Gravity waves in the atmosphere occur when a parcel of air is lifted, usually by terrain or updrafts in thunderstorms, and then gravity serves as a force to try to restore the parcel to an equilibrium state. The waves occur as the parcel overshoots its equilibrium point, rising or sinking because of its own momentum. Gravity waves play a large role in the atmosphere due to their ability to affect circulation patterns. This award is for the study of thunderstorm-induced gravity waves in the lower to middle atmosphere, using a research aircraft and remote sensing instruments. The observations will be combined with state-of-the-art numerical models to improve understanding of gravity waves and provide guidance for improving their representation in weather and climate models. The project will provide training opportunities for a number of students and early career researchers and public outreach will be conducted during a facility day and K-12 school visits.

The collaborative research team will conduct a field campaign and associated modeling effort to increase understanding of convective gravity wave (CGW) dynamics and their role in atmospheric circulation, structure, and variability from Earth's surface to the stratopause and above. Gravity waves that are generated by deep convection have not previously been quantified by full-column measurements. The CGWaveS field campaign will be conducted in the central US in June 2022 using the NSF/NCAR G-V research aircraft. The G-V will make in situ measurements using tracers of vertical transport and mixing and remote sensing measurements of radial winds from 15-25km using a Na resonance lidar and temperature and perturbations from 25-60km via a Rayleigh lidar. OH airglow measurements at 85km will provide additional data about the atmospheric structure. Multiple numerical models will be used, including the WRF in idealized and real-case configurations, the GATS Complex Geometry Compressible Atmosphere Model (CGCAM) and ERAU Model for Acoustic-Gravity wave Interactions and Coupling (MAGIC) for CGW responses extending throughout the stratosphere, and the GATS spectral DNS models that can resolve instabilities and turbulence.
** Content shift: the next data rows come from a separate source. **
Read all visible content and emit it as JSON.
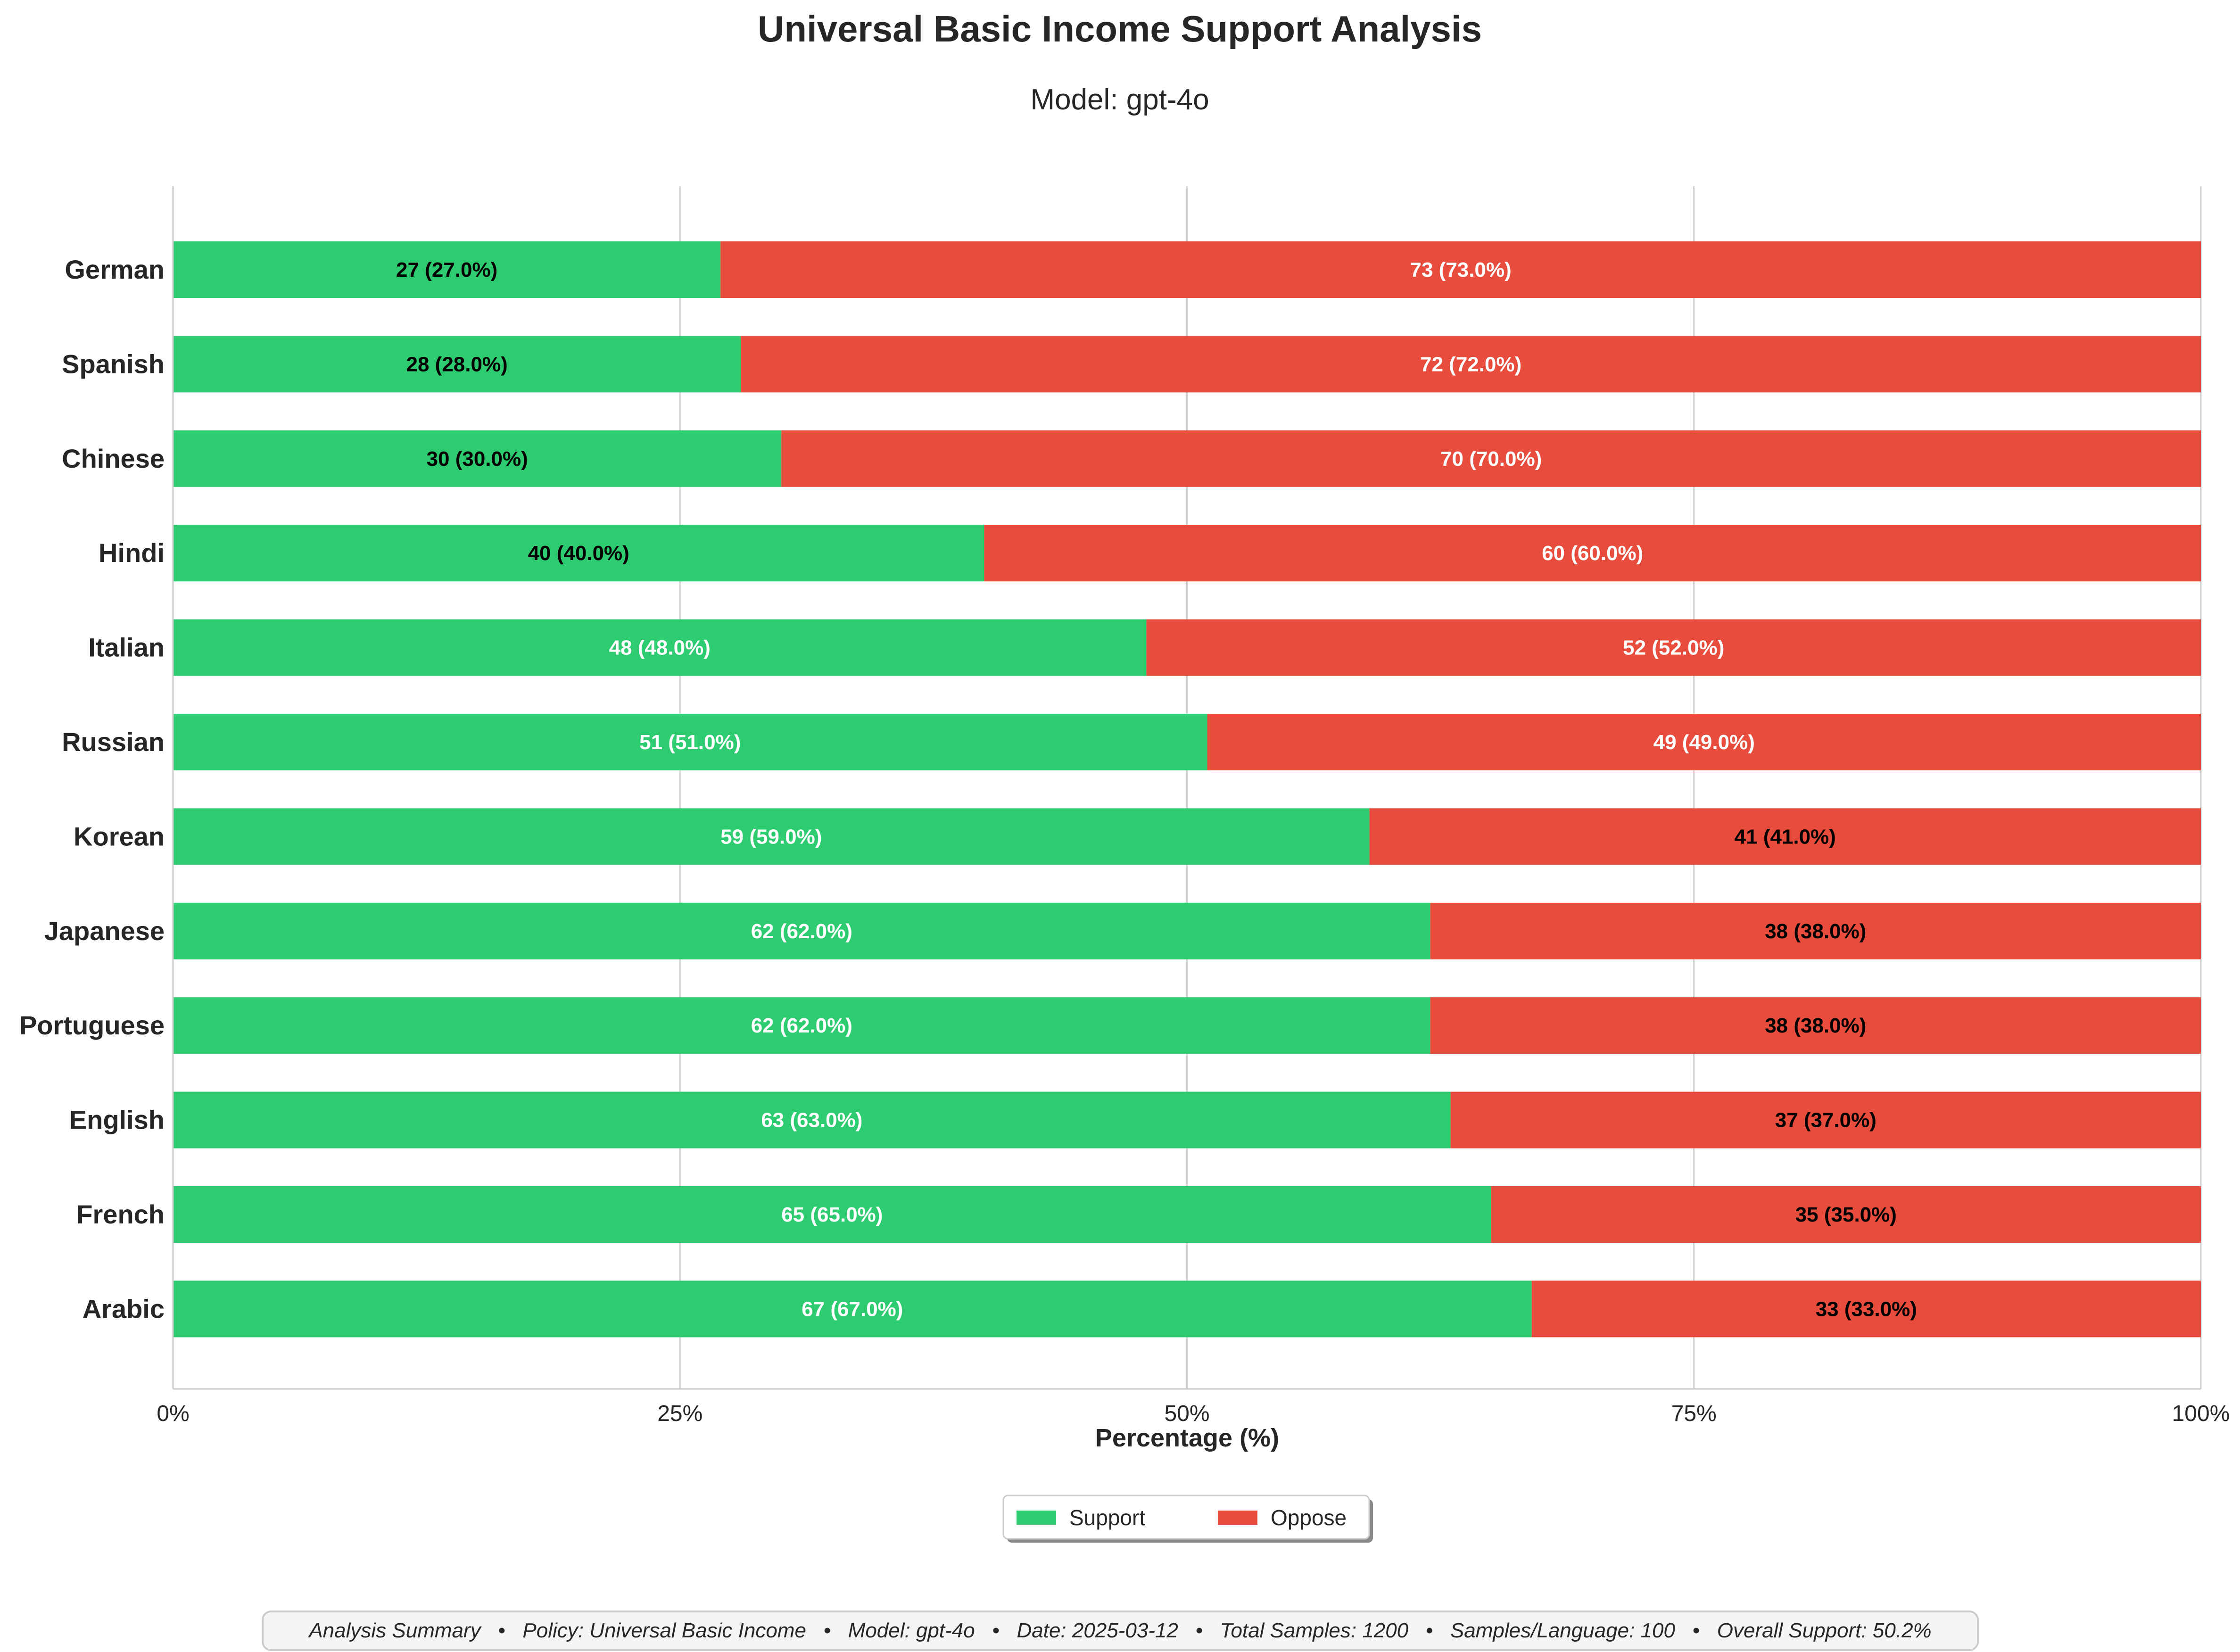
{
  "chart_data": {
    "type": "bar",
    "orientation": "horizontal",
    "stacked": true,
    "title": "Universal Basic Income Support Analysis",
    "subtitle": "Model: gpt-4o",
    "xlabel": "Percentage (%)",
    "xlim": [
      0,
      100
    ],
    "xticks": [
      0,
      25,
      50,
      75,
      100
    ],
    "xtick_labels": [
      "0%",
      "25%",
      "50%",
      "75%",
      "100%"
    ],
    "grid": "vertical",
    "categories": [
      "German",
      "Spanish",
      "Chinese",
      "Hindi",
      "Italian",
      "Russian",
      "Korean",
      "Japanese",
      "Portuguese",
      "English",
      "French",
      "Arabic"
    ],
    "series": [
      {
        "name": "Support",
        "color": "#2ecc71",
        "values": [
          27,
          28,
          30,
          40,
          48,
          51,
          59,
          62,
          62,
          63,
          65,
          67
        ],
        "labels": [
          "27 (27.0%)",
          "28 (28.0%)",
          "30 (30.0%)",
          "40 (40.0%)",
          "48 (48.0%)",
          "51 (51.0%)",
          "59 (59.0%)",
          "62 (62.0%)",
          "62 (62.0%)",
          "63 (63.0%)",
          "65 (65.0%)",
          "67 (67.0%)"
        ]
      },
      {
        "name": "Oppose",
        "color": "#e74c3c",
        "values": [
          73,
          72,
          70,
          60,
          52,
          49,
          41,
          38,
          38,
          37,
          35,
          33
        ],
        "labels": [
          "73 (73.0%)",
          "72 (72.0%)",
          "70 (70.0%)",
          "60 (60.0%)",
          "52 (52.0%)",
          "49 (49.0%)",
          "41 (41.0%)",
          "38 (38.0%)",
          "38 (38.0%)",
          "37 (37.0%)",
          "35 (35.0%)",
          "33 (33.0%)"
        ]
      }
    ],
    "legend": {
      "placement": "bottom-center",
      "entries": [
        "Support",
        "Oppose"
      ]
    },
    "summary": "Analysis Summary   •   Policy: Universal Basic Income   •   Model: gpt-4o   •   Date: 2025-03-12   •   Total Samples: 1200   •   Samples/Language: 100   •   Overall Support: 50.2%"
  }
}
The measurement campaign and analysis and modeling efforts would focus on four main science goals: 1) Measure and quantify CGW generation, propagation, and variability throughout the troposphere and stratosphere, 2) Identify and quantify the convective source dynamics that dictate CGW character and orientations for a variety of source conditions, 3) Quantify CGW refraction in variable winds, breaking and instability dynamics, mean-flow interactions, and their effects in the stratosphere for a range of environments, and 4) Advance the parameterizations of both CGW generation by WSR-88D measurements and the resulting CGW nonlinear dynamics and influences in the troposphere and stratosphere.

The CGWaveS campaign is scheduled for June-July 2023.